Victor uses the backyard as a bicycle stunt track, but it could be better

Katja Wittens’ garden is full of crates, concrete blocks and other elevations and obstacles. All for her son Victor van der Velden (16), so he can ‘bike trial’: stunts on his bicycle. Victor makes such an impression with his stunts that the municipality of Tilburg is going to see if a professional track can be built in the city.

The first thing you notice when Victor picks up his bike: there is no saddle on it. “Trailing is all about jumping over difficult obstacles. Then it is very important that you can easily jump off your bike. A saddle is just in the way.”

The art is balance. Seemingly effortless, Victor jumps on all objects in his mother’s garden with his bicycle. A clever game of cycling, braking and keeping your balance. Because if you hit the ground with your feet, you’re done.

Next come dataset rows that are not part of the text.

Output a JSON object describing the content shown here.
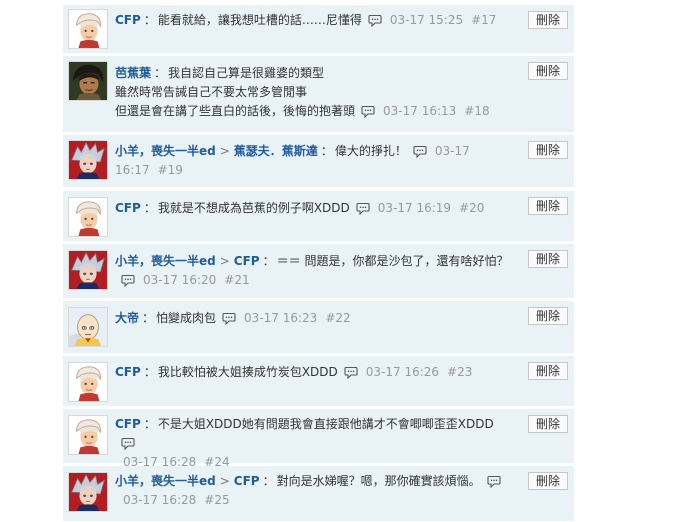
{
  "delete_label": "刪除",
  "comments": [
    {
      "author": "CFP",
      "reply_to": "",
      "lines": [
        "能看就給，讓我想吐槽的話……尼懂得"
      ],
      "time": "03-17 15:25",
      "floor": "#17",
      "avatar": "white-hair-boy"
    },
    {
      "author": "芭蕉葉",
      "reply_to": "",
      "lines": [
        "我自認自己算是很雞婆的類型",
        "雖然時常告誡自己不要太常多管閒事",
        "但還是會在講了些直白的話後，後悔的抱著頭"
      ],
      "time": "03-17 16:13",
      "floor": "#18",
      "avatar": "dark-hair-man"
    },
    {
      "author": "小羊，喪失一半ed",
      "reply_to": "蕉瑟夫．蕉斯達",
      "lines": [
        "偉大的掙扎！"
      ],
      "time": "03-17 16:17",
      "floor": "#19",
      "avatar": "grey-hair-elf"
    },
    {
      "author": "CFP",
      "reply_to": "",
      "lines": [
        "我就是不想成為芭蕉的例子啊XDDD"
      ],
      "time": "03-17 16:19",
      "floor": "#20",
      "avatar": "white-hair-boy"
    },
    {
      "author": "小羊，喪失一半ed",
      "reply_to": "CFP",
      "lines": [
        "＝＝ 問題是，你都是沙包了，還有啥好怕？"
      ],
      "time": "03-17 16:20",
      "floor": "#21",
      "avatar": "grey-hair-elf"
    },
    {
      "author": "大帝",
      "reply_to": "",
      "lines": [
        "怕變成肉包"
      ],
      "time": "03-17 16:23",
      "floor": "#22",
      "avatar": "bald-hero"
    },
    {
      "author": "CFP",
      "reply_to": "",
      "lines": [
        "我比較怕被大姐揍成竹炭包XDDD"
      ],
      "time": "03-17 16:26",
      "floor": "#23",
      "avatar": "white-hair-boy"
    },
    {
      "author": "CFP",
      "reply_to": "",
      "lines": [
        "不是大姐XDDD她有問題我會直接跟他講才不會唧唧歪歪XDDD"
      ],
      "time": "03-17 16:28",
      "floor": "#24",
      "avatar": "white-hair-boy"
    },
    {
      "author": "小羊，喪失一半ed",
      "reply_to": "CFP",
      "lines": [
        "對向是水娣喔？嗯，那你確實該煩惱。"
      ],
      "time": "03-17 16:28",
      "floor": "#25",
      "avatar": "grey-hair-elf"
    }
  ]
}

“I collected more and more pallets.”

Victor was born with a love for the bicycle. His father is a racing mechanic. Victor has had a mountain bike since he was six and has been doing bike trials since he was ten. But then corona came: “The mountain bike club closed and I was bored. That’s when the love for trial really started. I collected more and more pallets, went higher and higher.”

His parents looked on with regret, because their garden slowly but surely turned into a bike trial course. But that irritation is really just a game. Because they are very proud of their son, who recently became Dutch champion.

While he demonstrates his skills in front of our camera, Katja tells how her son, who is sixteen years old, now has the muscles of an eighteen-year-old: “But no one is allowed to see it”, she laughs.

“You need more varied obstacles, like a boulder.”

Old tractor tires, even a broken car: everything can be used for a trial course. But a professional course as they have in mind in Tilburg requires a little more, says father Hein. He points to the improvised gang in his garden: “This is fine for daily exercises. I compare it to tennis: you can also do that on the street. But if you want something more professional, you need more varied obstacles. A boulder in a special shape, for example. That variation makes it fun.”

At the moment there are about 200 biketrialers all over the country. 20 to 30 participate in competitions. Few, but that makes sense: “Because there are no facilities,” says Katja: “When Victor shows some basic exercises here in the neighborhood with stones or tree trunks, those little men immediately respond: ‘Great, cool! Where can you do that?!’”

With a warm recommendation from cycling union KNWU, the municipality will investigate whether the first Dutch bike trial course can be given a place somewhere in the city. A careful look has been taken at the Pijnenburg cycling club, but nothing is concrete yet, Katja emphasizes: “It can be done outside or inside, in an old industrial hall? In any case, the alderman of Sport is very enthusiastic.”

Victor with his parents in the garden that has been converted into a bike trial course (photo: Tom van den Oetelaar).
Victor with his parents in the garden that has been converted into a bike trial course (photo: Tom van den Oetelaar).